Графиня все время пыталась вырвать Виолетту из моих объятий, и однажды ей это удалось. После репетиции она затащила Виолетту к себе в ложу, и после та простудилась и начала кашлять.
Мы не придали этому значения. Как и прежде, мы занимались любовью, и казалось, что болезнь лишь прибавила ей страсти. Она ж слушала доктора, пытаясь любовным пылом доказать себе, что все в порядке.
Но заболела она серьезно. Это было зимой. Она страдала все лето, а в ноябре угасла в моих руках.
— Я люблю тебя, мои Кристиан, — это были ее последние слова.
Под игру северного ветра с упавшими листьями мы упокоили нашу бедную малютку.
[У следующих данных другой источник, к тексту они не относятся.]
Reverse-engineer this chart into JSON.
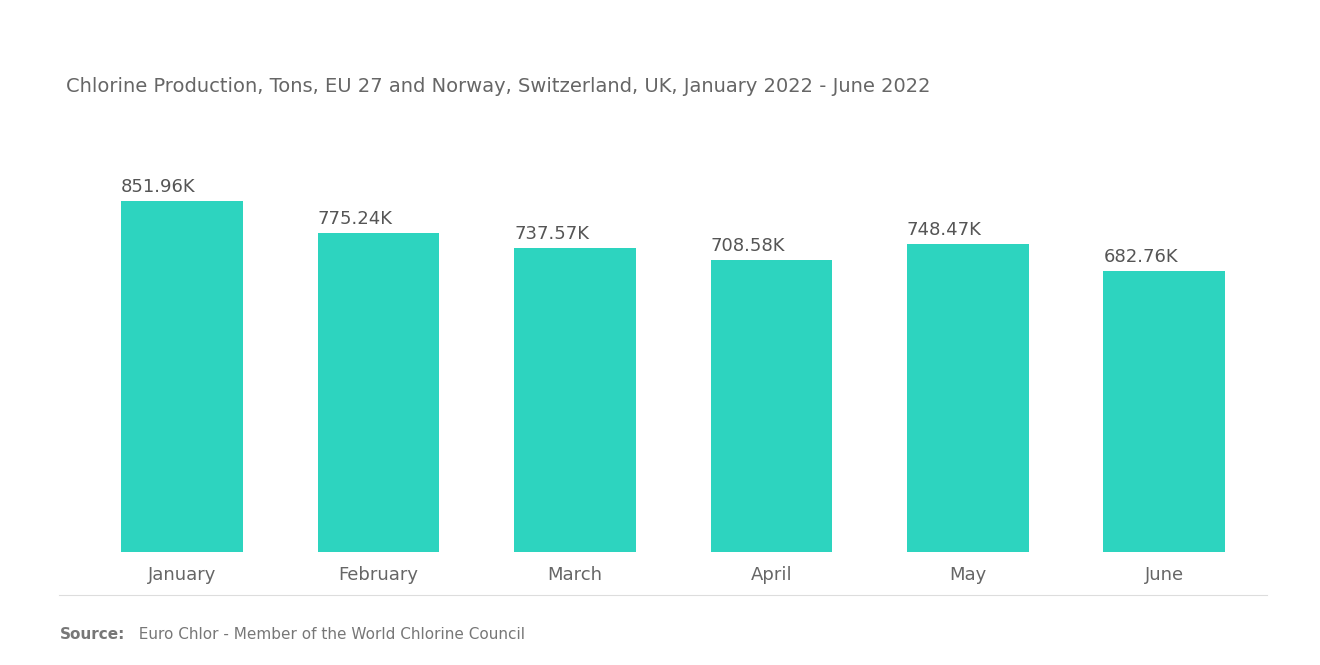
{
  "title": "Chlorine Production, Tons, EU 27 and Norway, Switzerland, UK, January 2022 - June 2022",
  "categories": [
    "January",
    "February",
    "March",
    "April",
    "May",
    "June"
  ],
  "values": [
    851960,
    775240,
    737570,
    708580,
    748470,
    682760
  ],
  "labels": [
    "851.96K",
    "775.24K",
    "737.57K",
    "708.58K",
    "748.47K",
    "682.76K"
  ],
  "bar_color": "#2DD4BF",
  "background_color": "#ffffff",
  "title_color": "#666666",
  "label_color": "#555555",
  "tick_color": "#666666",
  "source_bold": "Source:",
  "source_text": "  Euro Chlor - Member of the World Chlorine Council",
  "ylim": [
    0,
    1050000
  ],
  "bar_width": 0.62,
  "title_fontsize": 14,
  "label_fontsize": 13,
  "tick_fontsize": 13,
  "source_fontsize": 11
}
Мы с графиней были безутешны. Я установил на могиле большой стеклянный купол, под которым мы посадили цветы, давшие Виолетте имя.
Но жизнь шла своим чередом. Любовь Флоранс успокоила графиню, а я понемногу стал забывать горький миг разлуки. И даже в годовщину смерти перестал собирать в память о Виолетте маленькие цветы.
Графиня посылала их мне, оказавшись более верной, оставляя в записке только одно слово: «Неблагодарный!»